За что простить-то? Не виноват же! Это не то, что ты думаешь! Это же только… Только…
Это только мешочек на шее Раймона, мешочек на шнуре, кожаный, плотный, выбившийся из-за ворота. Он небольно хлопает Антуана то по шее, то по затылку, как попадет, раскачиваясь при ходьбе. Потому что Антуана ведет именно Раймон — и Антуан почти благодарен за это, смутно различая в порывах света из-под легких облаков, как тащат его брата, рывками и пинками вздергивают, споткнувшегося, на ноги. А Раймон, можно сказать, добр, Раймон просто поддерживает его под локоть — или под оба локтя, коль скоро они связаны сзади, тем же Раймоном и связаны. Не потому плакал Антуан, глотая собственные слезы и топя плач в частом дыхании, что было ему больно и страшно — хотя и страшно было, и дергала боль в шее и в связанных руках, все это просто ничто по сравнению с касаниями мягкого мешочка, пахнущего травами, кожей, Раймоновым потом.
— А это что у тебя, Раймон? Ладанка?
— На, посмотри, если хочешь. Только не вздумай открывать.
Пастух щедро позволяет принять в руку кожаный мешочек, слегка наклоняется к Антуану, чтоб не натягивать шнурок. Подпасок тринадцати не то четырнадцати весен от роду бережно мнет кожу пальцами, прощупывая внутри что-то шелестящее — бумажка? Листок? Пергамента кусочек? И еще какие-то катышки, не то зерна, не то камешки, не понять.
— Называется «бреу». Ага, как папское послание, только получше всяких там поповских писулек, с настоящей силой, — Раймон заталкивает («не мни так, хватит») мешочек обратно за ворот. — На мне зашита, не снимается — вишь, шнурок какой короткий — ну и не открывается, иначе оттуда вся сила фью! — и наружу уйдет. Там молитовка одна специальная зашита, и еще кой-чего, только я тебе больше не расскажу. Ведьма, которая мне это сделала, запретила много трепаться.
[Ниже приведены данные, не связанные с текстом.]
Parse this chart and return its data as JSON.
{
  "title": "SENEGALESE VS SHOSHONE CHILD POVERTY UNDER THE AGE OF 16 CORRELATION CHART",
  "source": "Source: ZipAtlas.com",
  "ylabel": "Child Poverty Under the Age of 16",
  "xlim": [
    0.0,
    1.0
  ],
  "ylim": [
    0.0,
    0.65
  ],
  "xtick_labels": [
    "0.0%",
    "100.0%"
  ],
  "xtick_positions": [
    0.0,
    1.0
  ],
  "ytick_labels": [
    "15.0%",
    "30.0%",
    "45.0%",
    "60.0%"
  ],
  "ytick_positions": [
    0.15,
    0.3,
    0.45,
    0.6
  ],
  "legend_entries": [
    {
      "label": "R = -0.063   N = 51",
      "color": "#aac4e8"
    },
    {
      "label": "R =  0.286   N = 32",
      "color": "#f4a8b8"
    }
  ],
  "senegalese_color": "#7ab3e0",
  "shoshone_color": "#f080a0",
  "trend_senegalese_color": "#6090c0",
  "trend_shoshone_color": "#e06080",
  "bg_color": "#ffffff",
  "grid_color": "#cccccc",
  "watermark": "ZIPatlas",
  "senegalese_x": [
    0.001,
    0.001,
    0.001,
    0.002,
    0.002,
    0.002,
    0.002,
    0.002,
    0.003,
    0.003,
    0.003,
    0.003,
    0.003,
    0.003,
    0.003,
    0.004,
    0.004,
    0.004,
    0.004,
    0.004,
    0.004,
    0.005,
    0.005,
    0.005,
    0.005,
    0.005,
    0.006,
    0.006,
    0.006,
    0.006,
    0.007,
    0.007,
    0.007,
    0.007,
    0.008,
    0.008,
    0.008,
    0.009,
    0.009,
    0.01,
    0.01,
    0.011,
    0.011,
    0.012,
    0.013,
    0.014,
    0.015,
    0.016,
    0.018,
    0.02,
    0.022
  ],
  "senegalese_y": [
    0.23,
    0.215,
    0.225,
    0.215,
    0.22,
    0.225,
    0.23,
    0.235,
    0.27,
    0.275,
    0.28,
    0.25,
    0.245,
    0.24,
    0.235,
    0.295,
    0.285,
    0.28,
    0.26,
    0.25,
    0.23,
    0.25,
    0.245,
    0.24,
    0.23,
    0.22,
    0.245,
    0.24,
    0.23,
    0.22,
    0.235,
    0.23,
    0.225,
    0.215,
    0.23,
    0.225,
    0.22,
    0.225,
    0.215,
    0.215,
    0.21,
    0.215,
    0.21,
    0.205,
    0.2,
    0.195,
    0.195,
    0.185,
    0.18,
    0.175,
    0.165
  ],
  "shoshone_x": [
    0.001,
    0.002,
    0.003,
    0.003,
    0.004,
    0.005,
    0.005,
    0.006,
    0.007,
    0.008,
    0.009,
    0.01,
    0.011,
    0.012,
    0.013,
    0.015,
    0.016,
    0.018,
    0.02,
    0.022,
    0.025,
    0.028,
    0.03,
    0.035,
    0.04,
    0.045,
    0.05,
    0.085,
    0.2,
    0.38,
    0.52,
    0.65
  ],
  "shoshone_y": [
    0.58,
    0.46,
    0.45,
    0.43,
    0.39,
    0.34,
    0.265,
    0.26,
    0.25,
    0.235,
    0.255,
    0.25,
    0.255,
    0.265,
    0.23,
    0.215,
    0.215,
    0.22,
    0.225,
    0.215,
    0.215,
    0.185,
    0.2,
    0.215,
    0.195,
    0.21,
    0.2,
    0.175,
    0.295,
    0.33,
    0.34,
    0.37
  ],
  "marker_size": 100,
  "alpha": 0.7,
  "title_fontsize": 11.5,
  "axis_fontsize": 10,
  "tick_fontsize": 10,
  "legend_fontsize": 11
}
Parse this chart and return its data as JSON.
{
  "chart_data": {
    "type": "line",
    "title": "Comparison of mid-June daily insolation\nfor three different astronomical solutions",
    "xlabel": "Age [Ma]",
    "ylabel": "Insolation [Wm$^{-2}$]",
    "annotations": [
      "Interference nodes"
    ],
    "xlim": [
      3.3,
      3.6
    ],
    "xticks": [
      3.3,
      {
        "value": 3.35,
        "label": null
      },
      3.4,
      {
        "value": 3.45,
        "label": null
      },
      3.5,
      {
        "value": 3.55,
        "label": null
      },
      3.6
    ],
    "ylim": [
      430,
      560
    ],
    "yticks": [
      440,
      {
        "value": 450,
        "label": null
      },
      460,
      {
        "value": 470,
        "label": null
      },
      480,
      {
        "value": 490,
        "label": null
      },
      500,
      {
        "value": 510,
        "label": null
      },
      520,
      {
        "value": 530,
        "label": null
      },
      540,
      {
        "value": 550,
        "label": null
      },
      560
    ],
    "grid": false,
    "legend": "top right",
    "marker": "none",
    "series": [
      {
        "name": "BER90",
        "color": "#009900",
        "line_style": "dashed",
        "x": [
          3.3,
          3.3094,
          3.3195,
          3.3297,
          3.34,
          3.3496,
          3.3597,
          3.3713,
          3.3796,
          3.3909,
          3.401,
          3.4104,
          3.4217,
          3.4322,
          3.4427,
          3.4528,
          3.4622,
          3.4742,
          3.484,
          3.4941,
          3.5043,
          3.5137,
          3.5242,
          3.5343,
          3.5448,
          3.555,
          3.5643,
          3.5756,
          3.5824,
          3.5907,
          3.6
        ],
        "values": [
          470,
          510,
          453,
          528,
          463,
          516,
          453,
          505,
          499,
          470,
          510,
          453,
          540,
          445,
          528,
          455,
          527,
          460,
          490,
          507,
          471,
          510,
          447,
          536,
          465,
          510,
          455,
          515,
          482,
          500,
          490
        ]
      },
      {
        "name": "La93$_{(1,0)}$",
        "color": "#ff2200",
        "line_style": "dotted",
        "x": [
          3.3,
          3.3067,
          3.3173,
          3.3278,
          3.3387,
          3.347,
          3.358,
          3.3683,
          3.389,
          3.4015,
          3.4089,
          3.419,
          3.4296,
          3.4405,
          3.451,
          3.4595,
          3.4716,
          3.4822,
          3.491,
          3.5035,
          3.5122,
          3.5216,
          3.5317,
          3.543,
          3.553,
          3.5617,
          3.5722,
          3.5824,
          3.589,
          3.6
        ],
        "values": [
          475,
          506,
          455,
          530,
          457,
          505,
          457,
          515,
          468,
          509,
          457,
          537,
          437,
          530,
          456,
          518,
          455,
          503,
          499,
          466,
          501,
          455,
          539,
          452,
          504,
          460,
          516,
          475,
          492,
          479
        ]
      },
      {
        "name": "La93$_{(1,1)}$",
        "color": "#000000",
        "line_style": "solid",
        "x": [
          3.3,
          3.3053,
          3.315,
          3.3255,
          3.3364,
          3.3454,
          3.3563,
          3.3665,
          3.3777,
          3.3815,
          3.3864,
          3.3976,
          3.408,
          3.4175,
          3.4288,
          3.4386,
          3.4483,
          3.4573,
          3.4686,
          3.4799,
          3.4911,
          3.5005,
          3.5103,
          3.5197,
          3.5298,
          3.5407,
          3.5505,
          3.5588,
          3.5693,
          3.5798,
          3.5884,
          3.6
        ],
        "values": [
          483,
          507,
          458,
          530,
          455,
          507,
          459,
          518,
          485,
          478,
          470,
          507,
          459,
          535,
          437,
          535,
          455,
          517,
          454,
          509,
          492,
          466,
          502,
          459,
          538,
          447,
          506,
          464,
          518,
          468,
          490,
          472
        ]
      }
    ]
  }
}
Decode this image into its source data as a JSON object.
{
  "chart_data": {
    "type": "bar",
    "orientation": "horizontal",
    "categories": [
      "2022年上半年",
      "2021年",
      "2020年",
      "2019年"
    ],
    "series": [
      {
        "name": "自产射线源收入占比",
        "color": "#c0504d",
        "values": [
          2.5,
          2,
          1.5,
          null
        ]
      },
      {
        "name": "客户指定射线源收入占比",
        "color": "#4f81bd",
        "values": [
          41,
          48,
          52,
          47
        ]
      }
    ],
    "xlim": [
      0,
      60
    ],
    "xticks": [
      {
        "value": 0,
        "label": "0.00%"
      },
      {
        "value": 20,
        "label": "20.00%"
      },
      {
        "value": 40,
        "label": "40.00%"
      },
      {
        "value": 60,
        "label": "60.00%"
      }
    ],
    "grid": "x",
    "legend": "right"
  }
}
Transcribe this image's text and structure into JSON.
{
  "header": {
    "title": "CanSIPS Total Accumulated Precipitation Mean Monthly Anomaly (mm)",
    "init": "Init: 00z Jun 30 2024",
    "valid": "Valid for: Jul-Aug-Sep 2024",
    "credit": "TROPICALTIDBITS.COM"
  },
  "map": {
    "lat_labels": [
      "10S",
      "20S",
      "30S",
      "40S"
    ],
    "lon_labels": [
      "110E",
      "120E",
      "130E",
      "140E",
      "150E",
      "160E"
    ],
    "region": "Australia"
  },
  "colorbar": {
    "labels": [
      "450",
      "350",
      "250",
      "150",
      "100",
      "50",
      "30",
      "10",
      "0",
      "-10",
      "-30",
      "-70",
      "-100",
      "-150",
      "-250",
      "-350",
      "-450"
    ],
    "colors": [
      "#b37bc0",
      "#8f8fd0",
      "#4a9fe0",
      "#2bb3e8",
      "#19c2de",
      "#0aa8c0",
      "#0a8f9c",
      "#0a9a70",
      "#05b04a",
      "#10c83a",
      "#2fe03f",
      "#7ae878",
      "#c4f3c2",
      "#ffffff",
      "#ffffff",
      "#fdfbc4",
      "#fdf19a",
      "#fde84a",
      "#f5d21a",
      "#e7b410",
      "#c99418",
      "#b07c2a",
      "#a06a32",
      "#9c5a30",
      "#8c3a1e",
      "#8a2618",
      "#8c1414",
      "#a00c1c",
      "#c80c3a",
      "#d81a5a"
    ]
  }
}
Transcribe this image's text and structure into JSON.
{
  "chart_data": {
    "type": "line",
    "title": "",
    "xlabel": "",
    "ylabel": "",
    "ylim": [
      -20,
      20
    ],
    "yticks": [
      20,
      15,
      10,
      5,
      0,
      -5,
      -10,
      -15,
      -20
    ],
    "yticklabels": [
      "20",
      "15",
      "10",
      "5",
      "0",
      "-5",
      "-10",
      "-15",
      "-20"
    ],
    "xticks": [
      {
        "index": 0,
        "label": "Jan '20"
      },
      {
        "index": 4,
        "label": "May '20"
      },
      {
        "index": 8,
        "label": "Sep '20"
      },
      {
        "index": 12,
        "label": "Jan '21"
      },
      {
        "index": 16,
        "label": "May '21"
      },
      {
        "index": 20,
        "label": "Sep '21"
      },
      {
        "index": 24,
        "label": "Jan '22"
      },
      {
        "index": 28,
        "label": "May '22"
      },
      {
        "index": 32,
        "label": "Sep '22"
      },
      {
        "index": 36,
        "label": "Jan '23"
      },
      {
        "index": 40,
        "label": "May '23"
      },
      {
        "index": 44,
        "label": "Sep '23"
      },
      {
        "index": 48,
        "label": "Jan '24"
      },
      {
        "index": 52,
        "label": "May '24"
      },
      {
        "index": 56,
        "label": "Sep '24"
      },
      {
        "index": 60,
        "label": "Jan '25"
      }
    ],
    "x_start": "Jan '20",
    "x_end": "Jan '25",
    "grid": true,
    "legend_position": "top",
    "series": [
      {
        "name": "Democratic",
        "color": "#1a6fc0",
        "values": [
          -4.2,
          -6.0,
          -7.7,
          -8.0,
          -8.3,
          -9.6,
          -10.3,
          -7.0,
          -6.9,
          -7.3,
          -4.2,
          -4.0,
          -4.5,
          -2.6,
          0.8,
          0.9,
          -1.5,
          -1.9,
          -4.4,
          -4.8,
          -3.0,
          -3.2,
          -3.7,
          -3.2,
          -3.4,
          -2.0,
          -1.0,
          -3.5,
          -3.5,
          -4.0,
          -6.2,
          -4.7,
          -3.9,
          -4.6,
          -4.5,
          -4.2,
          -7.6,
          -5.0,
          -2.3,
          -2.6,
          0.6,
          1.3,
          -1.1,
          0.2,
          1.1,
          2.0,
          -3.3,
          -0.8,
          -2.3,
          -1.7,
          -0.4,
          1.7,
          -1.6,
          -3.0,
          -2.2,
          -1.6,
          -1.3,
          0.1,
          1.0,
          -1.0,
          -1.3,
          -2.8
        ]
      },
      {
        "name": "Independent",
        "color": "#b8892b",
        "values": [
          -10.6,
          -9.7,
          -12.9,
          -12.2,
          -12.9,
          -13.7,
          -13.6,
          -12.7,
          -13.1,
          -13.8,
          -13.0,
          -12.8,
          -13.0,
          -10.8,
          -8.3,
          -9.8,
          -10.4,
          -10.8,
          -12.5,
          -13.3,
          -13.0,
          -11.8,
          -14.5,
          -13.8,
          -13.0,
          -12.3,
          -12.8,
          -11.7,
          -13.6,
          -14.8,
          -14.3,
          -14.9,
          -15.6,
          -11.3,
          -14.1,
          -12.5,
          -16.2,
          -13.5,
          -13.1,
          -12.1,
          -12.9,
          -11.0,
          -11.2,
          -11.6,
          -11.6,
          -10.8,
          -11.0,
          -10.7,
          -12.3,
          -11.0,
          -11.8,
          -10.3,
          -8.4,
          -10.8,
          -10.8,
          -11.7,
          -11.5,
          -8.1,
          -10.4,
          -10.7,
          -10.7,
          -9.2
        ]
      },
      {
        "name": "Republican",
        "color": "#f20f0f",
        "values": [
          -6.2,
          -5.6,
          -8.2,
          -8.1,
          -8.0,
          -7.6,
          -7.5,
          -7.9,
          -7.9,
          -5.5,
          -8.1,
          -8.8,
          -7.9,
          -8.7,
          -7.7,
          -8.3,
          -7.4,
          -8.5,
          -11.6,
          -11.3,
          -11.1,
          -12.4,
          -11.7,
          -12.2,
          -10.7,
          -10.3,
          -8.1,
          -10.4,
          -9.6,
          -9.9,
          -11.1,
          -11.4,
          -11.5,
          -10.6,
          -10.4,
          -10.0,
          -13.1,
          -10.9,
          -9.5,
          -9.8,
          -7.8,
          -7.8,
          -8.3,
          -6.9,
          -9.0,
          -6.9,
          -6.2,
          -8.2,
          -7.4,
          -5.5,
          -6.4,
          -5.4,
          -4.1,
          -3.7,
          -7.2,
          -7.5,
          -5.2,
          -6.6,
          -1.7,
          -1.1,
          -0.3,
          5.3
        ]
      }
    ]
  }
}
Летний перегон, конец июня, ночи такие светлые, что, можно считать, ночи и нет. Раймон печет лепешки — у него отличная плоская сковородка, отличная деревянная лопатка, чтобы поддевать края. Когда капелька юной луны стечет ниже, до кромки низких деревьев гарриги, нужно будет разбудить сменных — Арнаута из Верхнего Прада и мон-марсельского подпаска Бонета. А завтра уже будут возле корраля, конец придет ночным бдениям. Бонет и впрямь намеревается стать пастухом, у них половина семейства пастушеская, а Антуану такого счастья пока не видать. Чудом отпустил отчим на летний выпас в родные горы, благо с «французской» стороны пасет сейчас Раймон Кабанье, овцы все на Брюниссандины, сто сорок голов, густорунные, ладные, голова к голове, — Брюниссанда не обманывает деньгами, да и подмастерьев Антуанов отчим как раз нанял двоих, оба умелые, не чета нерадивому пасынку, тот лучше пусть иначе отработает… Так что лето — это счастье и свобода, это запахи гор, это пора делать сыры в маленькой артели в горах неподалеку от Акс-ле-Терма, а глава великолепного лета — великолепный Раймон, красивый, как бог, щедрый и самый храбрый, Раймон с пастушеской дудкой за поясом, на которой он не прочь поучить играть, Раймон, у которого за тем же поясом сзади заткнут длинный кнут: этим кнутом он, говорят, насмерть забил однажды горного волка. И нож у него самый длинный, яркий и острый: ему метнуть нож в цель — все равно что плюнуть, хотя, как говорит Раймон, если у тебя в драке под рукой есть нож, самое глупое, что можно сделать, — это его забросить подальше. И не вздумайте, парни, ножи метать — лучше научитесь как следует ими работать.